As the doc reminds us, there’s no denying the glorious spectacle and generational traditions and pure adrenaline rush of the Kentucky Derby and other high-profile races; hence the classic description of the Derby as “The Most Exciting Two Minutes in Sports.” But all that pageantry was tempered in 2023, when a total of 12 horses died during the Spring Meet at Churchill Downs. Although horses dying in clusters is, sadly, nothing new in the sport, the spotlight on current tragedies intensified when a Bob Baffert horse, Havnameltdown, suffered a fatal injury during an undercard race at Pimlico Race Course, just hours before another Baffert horse, National Treasure, won the Preakness Stakes on that very same track.

Bob Baffert, wearing a blue coat, looks over a banister at a horse track.
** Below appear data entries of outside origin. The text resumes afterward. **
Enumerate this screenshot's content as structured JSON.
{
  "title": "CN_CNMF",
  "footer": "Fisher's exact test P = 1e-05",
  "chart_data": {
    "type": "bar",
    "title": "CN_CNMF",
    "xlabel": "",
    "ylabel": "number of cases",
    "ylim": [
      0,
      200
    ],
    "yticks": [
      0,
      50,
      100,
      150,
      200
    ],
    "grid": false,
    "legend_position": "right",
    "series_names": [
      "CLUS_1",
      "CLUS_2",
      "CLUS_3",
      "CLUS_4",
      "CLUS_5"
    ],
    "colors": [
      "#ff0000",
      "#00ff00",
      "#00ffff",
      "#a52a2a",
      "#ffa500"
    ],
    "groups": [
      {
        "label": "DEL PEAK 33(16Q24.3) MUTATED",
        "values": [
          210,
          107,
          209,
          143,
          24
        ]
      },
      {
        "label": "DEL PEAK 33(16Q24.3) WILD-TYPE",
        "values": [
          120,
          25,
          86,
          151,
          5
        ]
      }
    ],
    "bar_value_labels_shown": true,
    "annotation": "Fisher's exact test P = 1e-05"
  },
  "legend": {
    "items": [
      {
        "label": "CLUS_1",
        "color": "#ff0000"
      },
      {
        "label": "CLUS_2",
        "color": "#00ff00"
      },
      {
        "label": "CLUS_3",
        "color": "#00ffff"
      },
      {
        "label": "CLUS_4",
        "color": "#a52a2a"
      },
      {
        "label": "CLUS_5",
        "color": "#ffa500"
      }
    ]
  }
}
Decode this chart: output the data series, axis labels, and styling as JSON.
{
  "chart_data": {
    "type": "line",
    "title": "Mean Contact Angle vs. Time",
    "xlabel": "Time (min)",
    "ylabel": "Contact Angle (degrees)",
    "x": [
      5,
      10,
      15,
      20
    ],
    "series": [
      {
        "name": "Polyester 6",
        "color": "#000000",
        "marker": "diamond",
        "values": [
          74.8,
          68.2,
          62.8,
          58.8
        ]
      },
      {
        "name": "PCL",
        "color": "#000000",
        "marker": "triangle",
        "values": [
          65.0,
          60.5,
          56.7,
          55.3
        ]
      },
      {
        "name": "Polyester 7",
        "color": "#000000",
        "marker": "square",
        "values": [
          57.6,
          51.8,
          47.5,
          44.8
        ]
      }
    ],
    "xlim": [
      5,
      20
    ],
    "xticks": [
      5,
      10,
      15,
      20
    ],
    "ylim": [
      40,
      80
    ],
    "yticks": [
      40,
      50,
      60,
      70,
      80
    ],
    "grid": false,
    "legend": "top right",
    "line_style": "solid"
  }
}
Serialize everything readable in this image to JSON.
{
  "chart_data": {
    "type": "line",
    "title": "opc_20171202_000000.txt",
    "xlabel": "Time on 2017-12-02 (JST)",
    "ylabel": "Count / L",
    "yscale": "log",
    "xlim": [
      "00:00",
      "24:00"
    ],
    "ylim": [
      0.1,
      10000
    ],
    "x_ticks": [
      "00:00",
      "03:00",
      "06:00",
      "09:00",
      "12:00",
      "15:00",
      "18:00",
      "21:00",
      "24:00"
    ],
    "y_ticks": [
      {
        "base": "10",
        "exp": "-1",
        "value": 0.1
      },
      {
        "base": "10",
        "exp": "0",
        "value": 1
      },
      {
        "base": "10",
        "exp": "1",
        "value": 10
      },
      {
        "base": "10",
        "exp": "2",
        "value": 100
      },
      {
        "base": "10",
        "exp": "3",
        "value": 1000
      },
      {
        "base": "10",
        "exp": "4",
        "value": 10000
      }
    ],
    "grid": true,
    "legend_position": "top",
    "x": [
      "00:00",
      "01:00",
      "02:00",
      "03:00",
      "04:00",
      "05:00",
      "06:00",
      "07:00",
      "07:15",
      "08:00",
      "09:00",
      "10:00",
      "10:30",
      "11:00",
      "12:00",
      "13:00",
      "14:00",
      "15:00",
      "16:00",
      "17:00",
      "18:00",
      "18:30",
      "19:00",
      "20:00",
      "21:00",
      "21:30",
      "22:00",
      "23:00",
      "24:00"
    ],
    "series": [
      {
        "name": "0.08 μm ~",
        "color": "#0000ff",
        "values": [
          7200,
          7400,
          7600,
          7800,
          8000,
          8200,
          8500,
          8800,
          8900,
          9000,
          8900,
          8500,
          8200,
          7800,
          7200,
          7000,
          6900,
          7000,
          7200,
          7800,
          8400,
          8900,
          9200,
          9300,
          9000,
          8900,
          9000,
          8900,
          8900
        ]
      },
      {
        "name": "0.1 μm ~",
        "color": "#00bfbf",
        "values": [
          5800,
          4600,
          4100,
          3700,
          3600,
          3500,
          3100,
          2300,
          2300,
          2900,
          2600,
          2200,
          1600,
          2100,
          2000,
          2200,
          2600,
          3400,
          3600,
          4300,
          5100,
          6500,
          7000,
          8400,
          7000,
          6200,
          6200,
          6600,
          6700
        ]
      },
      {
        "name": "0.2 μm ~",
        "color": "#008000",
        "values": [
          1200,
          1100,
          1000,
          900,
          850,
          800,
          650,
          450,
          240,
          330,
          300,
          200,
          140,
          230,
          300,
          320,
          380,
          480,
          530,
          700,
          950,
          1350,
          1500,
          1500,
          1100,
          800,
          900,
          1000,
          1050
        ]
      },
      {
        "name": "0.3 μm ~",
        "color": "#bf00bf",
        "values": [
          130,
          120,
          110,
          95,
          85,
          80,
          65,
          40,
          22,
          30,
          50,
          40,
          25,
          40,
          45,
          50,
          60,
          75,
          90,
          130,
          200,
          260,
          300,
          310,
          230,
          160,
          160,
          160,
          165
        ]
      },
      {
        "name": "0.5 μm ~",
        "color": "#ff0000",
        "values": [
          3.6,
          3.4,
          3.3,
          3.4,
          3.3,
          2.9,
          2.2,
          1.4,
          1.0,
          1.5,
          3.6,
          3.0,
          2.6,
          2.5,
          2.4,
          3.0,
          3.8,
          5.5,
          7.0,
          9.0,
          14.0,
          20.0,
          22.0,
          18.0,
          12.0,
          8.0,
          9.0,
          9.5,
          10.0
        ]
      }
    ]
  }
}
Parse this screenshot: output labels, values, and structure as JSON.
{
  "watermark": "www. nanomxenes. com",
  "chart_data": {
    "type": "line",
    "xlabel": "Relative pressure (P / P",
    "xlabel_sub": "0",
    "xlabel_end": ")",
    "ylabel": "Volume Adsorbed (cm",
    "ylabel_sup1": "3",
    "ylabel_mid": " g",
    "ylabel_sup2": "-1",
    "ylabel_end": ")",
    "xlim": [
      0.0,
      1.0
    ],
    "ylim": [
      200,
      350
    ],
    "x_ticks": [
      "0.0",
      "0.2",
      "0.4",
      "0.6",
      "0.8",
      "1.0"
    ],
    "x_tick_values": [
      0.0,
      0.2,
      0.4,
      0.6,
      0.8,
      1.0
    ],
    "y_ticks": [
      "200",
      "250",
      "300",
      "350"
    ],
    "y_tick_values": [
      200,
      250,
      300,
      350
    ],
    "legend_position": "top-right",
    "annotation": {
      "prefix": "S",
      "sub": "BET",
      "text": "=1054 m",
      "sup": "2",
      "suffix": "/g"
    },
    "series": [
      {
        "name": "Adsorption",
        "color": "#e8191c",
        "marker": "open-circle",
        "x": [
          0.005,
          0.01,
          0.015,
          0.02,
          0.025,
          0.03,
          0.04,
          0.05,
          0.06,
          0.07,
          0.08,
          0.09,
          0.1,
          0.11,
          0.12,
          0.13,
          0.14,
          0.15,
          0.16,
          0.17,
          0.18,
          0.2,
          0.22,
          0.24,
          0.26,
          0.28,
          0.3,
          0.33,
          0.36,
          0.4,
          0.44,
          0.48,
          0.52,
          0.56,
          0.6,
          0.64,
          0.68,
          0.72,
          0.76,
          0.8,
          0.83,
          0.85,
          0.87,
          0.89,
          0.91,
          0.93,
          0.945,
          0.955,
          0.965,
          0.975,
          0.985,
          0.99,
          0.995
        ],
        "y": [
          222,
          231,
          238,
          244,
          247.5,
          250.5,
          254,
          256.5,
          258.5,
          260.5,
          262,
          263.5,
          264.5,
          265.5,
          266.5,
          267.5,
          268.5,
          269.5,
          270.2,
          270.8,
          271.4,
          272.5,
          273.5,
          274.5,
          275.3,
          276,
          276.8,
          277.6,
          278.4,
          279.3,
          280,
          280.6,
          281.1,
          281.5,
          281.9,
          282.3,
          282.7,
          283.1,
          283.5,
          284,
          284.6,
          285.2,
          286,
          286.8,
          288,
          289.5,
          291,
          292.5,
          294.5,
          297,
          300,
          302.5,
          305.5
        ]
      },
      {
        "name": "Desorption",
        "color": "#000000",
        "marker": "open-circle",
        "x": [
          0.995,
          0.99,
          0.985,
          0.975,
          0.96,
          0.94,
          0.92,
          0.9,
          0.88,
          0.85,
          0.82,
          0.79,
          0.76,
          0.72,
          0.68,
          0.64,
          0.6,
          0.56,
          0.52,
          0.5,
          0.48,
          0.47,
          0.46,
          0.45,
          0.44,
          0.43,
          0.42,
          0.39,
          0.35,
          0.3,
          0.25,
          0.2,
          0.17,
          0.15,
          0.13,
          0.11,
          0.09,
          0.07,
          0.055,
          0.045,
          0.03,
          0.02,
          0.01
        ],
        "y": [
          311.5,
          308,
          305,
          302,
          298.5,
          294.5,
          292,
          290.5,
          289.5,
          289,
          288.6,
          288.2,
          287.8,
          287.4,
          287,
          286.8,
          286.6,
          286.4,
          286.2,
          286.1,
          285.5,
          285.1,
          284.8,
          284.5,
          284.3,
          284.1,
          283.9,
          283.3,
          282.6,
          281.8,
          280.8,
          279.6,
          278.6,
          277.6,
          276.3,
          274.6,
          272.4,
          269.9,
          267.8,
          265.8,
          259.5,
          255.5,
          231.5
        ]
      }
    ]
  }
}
Bob Baffert (seen in October at Santa Anita Park in Arcadia, California) was suspended from the Kentucky Derby after multiple drug test failures by horses he trained.

Jae C. Hong/AP

The white-haired, sunglasses-wearing, dapper and enormously successful Baffert declined to be interviewed for the documentary, but he is a dominant figure in this story nonetheless. As the most recognizable figure in the sport, Baffert epitomizes the rise of the so-called “super trainer,” with his horses winning six Kentucky Derbies, eight Preakness Stakes and three Belmont Stakes. Even after Havnameltdown’s death, the horse’s breeder, a small-time horsewoman named Katherine Devall from Lexington, Kentucky, absolves Baffert of any responsibility and says Baffert taking an interest in her horse made her feel “like Cinderella.”

Still, there’s incontrovertible evidence of Baffert horses failing drug tests, most notably in the case of 2021 Kentucky Derby winner Medina Spirit, who was later disqualified after testing positive for the steroid betamethasone. Baffert was suspended from Churchill Downs for two years, with the ban extended through 2024 when Churchill Downs Inc. released a statement that said in part, “A trainer who is unwilling to accept responsibility for multiple drug test failures in our highest-profile races cannot be trusted to avoid future misconduct.”

“Broken Horses” incorporates a brief history of the sport of kings, with fourth-generation breeder Arthur B. Hancock noting, “They’re smart animals, graceful, beautiful. They’re brave creatures. … America was founded with horses.” They’re also athletes and, just like human athletes, at risk for injuries as they put an intense strain on their bodies.

The difference, of course, is that they’re helpless to communicate exactly how they’re feeling. Says Kentucky Derby-winning trainer Graham Motion: “The horses can’t tell me what’s wrong with them. That’s my job.” There’s no doubt the vast majority of owners and trainers love their horses and want to make sure they’re safe, but with so much cash on the line, a number of less scrupulous figures have used anti-inflammatory, painkilling and blood doping methods.

Trainer Jason Servis (pictured at the 2019 Kentucky Derby) wears a blue hat, sun glasses and a black button-up.

Trainer Jason Servis (pictured at the 2019 Kentucky Derby) was sent to prison for his role in a scheme to drug horses to make them race faster.

Michael Reaves/Getty Images

At times, the proceedings in “Broken Horses” can be a bit dry, with all the solid but hardly scintillating information about regulatory bodies and investigations, and Congress passing an act recognizing a centralized authority — but it’s encouraging to see the fruits of such crackdowns, as when charges were brought against more than two dozen trainers, veterinarians and drug distributors in March 2020. Jason Servis, trainer of the ironically named Maximum Security, was eventually sentenced to four years in prison for his role in a scheme to drug horses to make them faster.

This is what the doping is all about: to make horses faster, to mask the pain they might be feeling from pre-existing injuries. As trainer Arthur Hancock puts it, for the sport to survive, it needs to keep ridding itself of “the thugs and the drugs.”